The reopening, however, remains fragile and incomplete. While mediators Qatar and Pakistan have established a “communication line” between the US and Iran to prevent misunderstandings and ensure safe passage, shipping companies remain cautious. The number of crossings is still well below the pre war norm of more than 100 ships per day, with hundreds of vessels reportedly waiting in the Gulf. Iranian authorities have restricted passage through a northern route, requiring explicit permission, while the US Navy has provided guidance for a southern route cleared of mines. Maritime risk advisory firm Marisks estimates that while the traffic pile up on either side could be resolved in eight to ten days under unrestricted navigation, full normalization, including de mining operations and insurance rate stabilization, could take weeks. “Returning to full pre conflict volumes is realistically a 2027 story, and only if the agreement holds without incident and production recovers at pace,” said David Jorbenaze, global oil market leader at ICIS.
The disconnect between falling crude prices and stubbornly high fuel costs at the pump has drawn the ire of President Donald Trump, who on Wednesday ordered a Department of Justice investigation into major energy companies including Shell, ExxonMobil, BP, and Chevron, accusing them of “gouging” American drivers. “Oil prices have come down so much and we are not seeing anything at the pump by comparison the way they should be,” Trump told reporters in the Oval Office.

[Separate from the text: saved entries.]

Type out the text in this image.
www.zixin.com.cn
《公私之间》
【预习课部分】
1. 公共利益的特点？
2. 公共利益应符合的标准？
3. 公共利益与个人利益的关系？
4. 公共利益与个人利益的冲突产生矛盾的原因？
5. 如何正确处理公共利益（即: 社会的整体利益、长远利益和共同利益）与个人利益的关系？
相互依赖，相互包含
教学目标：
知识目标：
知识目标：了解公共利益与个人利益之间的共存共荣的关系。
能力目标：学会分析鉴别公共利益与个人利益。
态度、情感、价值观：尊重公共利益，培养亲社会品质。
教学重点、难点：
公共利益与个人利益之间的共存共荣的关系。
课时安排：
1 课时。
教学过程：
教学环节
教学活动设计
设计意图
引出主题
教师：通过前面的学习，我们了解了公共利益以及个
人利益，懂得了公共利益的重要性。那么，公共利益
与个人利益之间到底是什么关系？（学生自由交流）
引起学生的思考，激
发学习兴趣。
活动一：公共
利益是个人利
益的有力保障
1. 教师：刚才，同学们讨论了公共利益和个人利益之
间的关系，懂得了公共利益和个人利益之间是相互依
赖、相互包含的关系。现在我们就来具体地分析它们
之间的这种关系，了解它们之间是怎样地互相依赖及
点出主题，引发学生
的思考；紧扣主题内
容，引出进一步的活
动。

The American Petroleum Institute pushed back, noting that fuel prices “don’t move in lockstep with crude oil” due to refining margins, taxes, and distribution costs. The average US gasoline price has dropped to around $3.93 per gallon from April’s peak above $4, but remains well above pre war levels. British energy firms have faced similar accusations, though the UK competition watchdog found no widespread evidence of price gouging, reporting that average profit margins were “broadly unchanged” between February and March. For consumers worldwide, the lesson is clear, even when geopolitical risk recedes, the path from cheaper crude to cheaper fuel is neither automatic nor immediate.